“These are tough times for creative agencies unless they are digital.”
That’s how Greg Paull, founder and principal at international consultancy R3, described the results of his firm’s latest New Business League report summarizing the comings and goings of accounts across the global advertising industry.
WPP still leads global media
Much of the report will not come as a surprise to industry observers. WPP has maintained its perch atop the global media rankings thanks in large part to the performance of its GroupM division. In May, Mediacom won portions of P&G’s business in Germany, Austria and Switzerland, while Mindshare picked up the HMD-Nokia account in Europe and the digital portion of Jaguar Land Rover in China.
“WPP is leading the way overall when we add them up,” Paull said, while also noting that Horizon Media made a significant showing in the U.S. by winning the $600 million-plus Sprint review and that WPP’s main competitors—Omnicom, in particular—have not won as many pitches after strong performances in 2016.
Creative spending goes deeper into digital
Despite reports over the past year-plus of marketers returning to broadcast TV as a more reliable investment, recent creative account wins in the U.S. demonstrate a clear advantage for digital-first agencies pitching new business.
“The ground is shifting as digital agencies become more competitive,” Paull said, citing recent account wins for Wunderman (U.K. telecom company BT) and Laundry Service (U.S. social media for BMW).
“We’re big fans of blurring the lines between digital and creative,” said Paull, who also predicted that half of R3’s top 10 new business winners could be digital by early next year. “Marketers are no longer looking for single-source solutions for their creative work.”
Boutiques are on the rise
“Independent” agencies like Droga5 (in which WME|IMG owns a 49 percent stake) and Johannes Leonardo (which is backed by WPP) also made a strong showing in recent creative reviews.
The former agency, for example, won the famous Dos Equis account away from longtime incumbent Havas, the agency behind the “World’s Most Interesting Man,” without a review.
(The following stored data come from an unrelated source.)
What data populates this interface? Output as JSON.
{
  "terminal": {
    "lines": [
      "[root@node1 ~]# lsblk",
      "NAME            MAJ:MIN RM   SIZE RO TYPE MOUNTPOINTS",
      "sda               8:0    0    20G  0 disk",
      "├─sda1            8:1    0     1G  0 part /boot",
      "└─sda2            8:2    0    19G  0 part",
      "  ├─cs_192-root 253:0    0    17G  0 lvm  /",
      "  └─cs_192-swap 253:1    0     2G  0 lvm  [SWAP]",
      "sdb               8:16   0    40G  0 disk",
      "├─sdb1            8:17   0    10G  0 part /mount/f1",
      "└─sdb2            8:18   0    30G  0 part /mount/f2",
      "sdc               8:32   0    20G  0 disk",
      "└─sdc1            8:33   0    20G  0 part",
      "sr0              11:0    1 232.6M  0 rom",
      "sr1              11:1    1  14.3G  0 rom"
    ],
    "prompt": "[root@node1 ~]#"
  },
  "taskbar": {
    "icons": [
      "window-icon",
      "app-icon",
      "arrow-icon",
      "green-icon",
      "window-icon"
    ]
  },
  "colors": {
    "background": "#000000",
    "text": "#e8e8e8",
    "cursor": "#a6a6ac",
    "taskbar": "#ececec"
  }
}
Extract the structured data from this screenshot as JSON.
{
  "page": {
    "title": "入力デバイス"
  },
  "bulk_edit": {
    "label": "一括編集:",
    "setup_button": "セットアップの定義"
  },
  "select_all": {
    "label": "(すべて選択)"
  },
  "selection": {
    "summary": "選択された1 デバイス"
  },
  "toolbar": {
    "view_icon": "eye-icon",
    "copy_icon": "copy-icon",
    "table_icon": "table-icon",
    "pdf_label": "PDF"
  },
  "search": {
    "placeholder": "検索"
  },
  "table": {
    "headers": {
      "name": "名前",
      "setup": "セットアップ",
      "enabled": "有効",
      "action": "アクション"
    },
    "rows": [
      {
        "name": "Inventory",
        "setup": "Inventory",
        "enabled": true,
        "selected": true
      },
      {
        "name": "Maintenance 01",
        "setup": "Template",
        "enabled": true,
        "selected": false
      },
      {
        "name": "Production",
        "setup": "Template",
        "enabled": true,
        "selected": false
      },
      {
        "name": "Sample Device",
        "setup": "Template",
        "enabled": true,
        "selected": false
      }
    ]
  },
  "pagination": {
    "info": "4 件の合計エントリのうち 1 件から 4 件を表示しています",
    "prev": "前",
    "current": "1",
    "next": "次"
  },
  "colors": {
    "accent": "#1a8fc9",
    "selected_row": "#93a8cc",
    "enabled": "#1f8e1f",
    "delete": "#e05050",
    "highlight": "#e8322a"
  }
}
It also picked up lead creative duties on Ancestry.com and more recently Chinese mobile giant Tencent.
Johannes Leonardo similarly won the MassMutual account without a pitch earlier in the year. But the shift toward smaller agencies also involves megabrands like General Mills, which assigned several of its cereal brands to New York’s Joan late last year.
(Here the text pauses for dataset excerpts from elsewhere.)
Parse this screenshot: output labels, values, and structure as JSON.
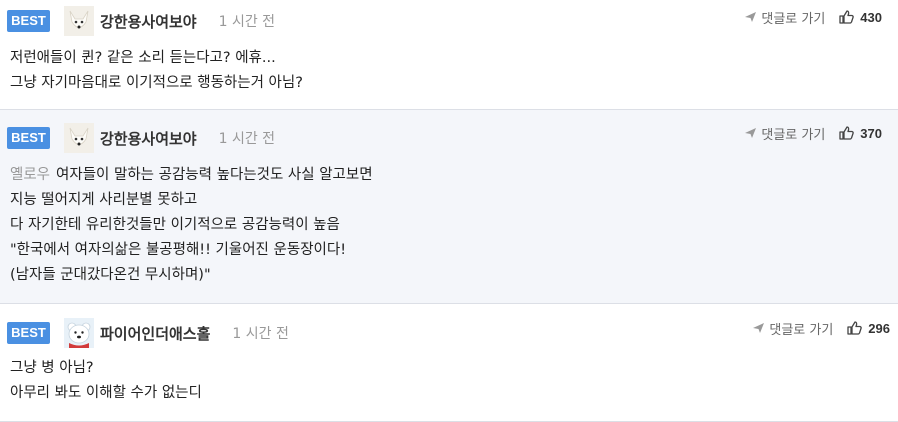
{
  "comments": [
    {
      "badge": "BEST",
      "avatar": "white-fox-avatar",
      "nickname": "강한용사여보야",
      "time": "1 시간 전",
      "reply_label": "댓글로 가기",
      "likes": "430",
      "mention": "",
      "lines": [
        "저런애들이 퀸? 같은 소리 듣는다고? 에휴...",
        "그냥 자기마음대로 이기적으로 행동하는거 아님?"
      ]
    },
    {
      "badge": "BEST",
      "avatar": "white-fox-avatar",
      "nickname": "강한용사여보야",
      "time": "1 시간 전",
      "reply_label": "댓글로 가기",
      "likes": "370",
      "mention": "옐로우",
      "lines": [
        "여자들이 말하는 공감능력 높다는것도 사실 알고보면",
        "지능 떨어지게 사리분별 못하고",
        "다 자기한테 유리한것들만 이기적으로 공감능력이 높음",
        "\"한국에서 여자의삶은 불공평해!! 기울어진 운동장이다!",
        "(남자들 군대갔다온건 무시하며)\""
      ]
    },
    {
      "badge": "BEST",
      "avatar": "polar-bear-avatar",
      "nickname": "파이어인더애스홀",
      "time": "1 시간 전",
      "reply_label": "댓글로 가기",
      "likes": "296",
      "mention": "",
      "lines": [
        "그냥 병 아님?",
        "아무리 봐도 이해할 수가 없는디"
      ]
    }
  ],
  "colors": {
    "badge": "#4a90e2",
    "alt_bg": "#f4f6fa",
    "divider": "#dcdfe6",
    "mention": "#999999"
  }
}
“Globally, creative has become very bits-and-pieces, project-based work,” Paull said, referring to the fact that Joan’s recent win in the Booking.com review (which it shared with Deutsch) landed the agency to No. 7 on the creative new business list.
Legacy names still carry weight
That said, established names continue to win big brands, even if their influence is not quite what it once was.
The most prominent example in recent months was American Express’ stunning decision to move its global brand development and U.S. execution work to Mcgarrybowen after more than five decades with Ogilvy & Mather.
In another significant win that largely flew under the trade-press radar, McCann Worldgroup’s Momentum Worldwide won sponsorship and experiential duties for energy giant Chevron. The win, combined with an expansion of its relationship with MGM Resorts, easily placed the larger McCann organization at the top of the U.S. and global creative new business lists.
A quick glance at that lineup demonstrates Paull’s point. Most of the leaders are established agencies owned by one of the five major holding companies, but indie shops like Venables Bell & Partners, along with digital operations like Isobar, are right on their heels … and closing in fast.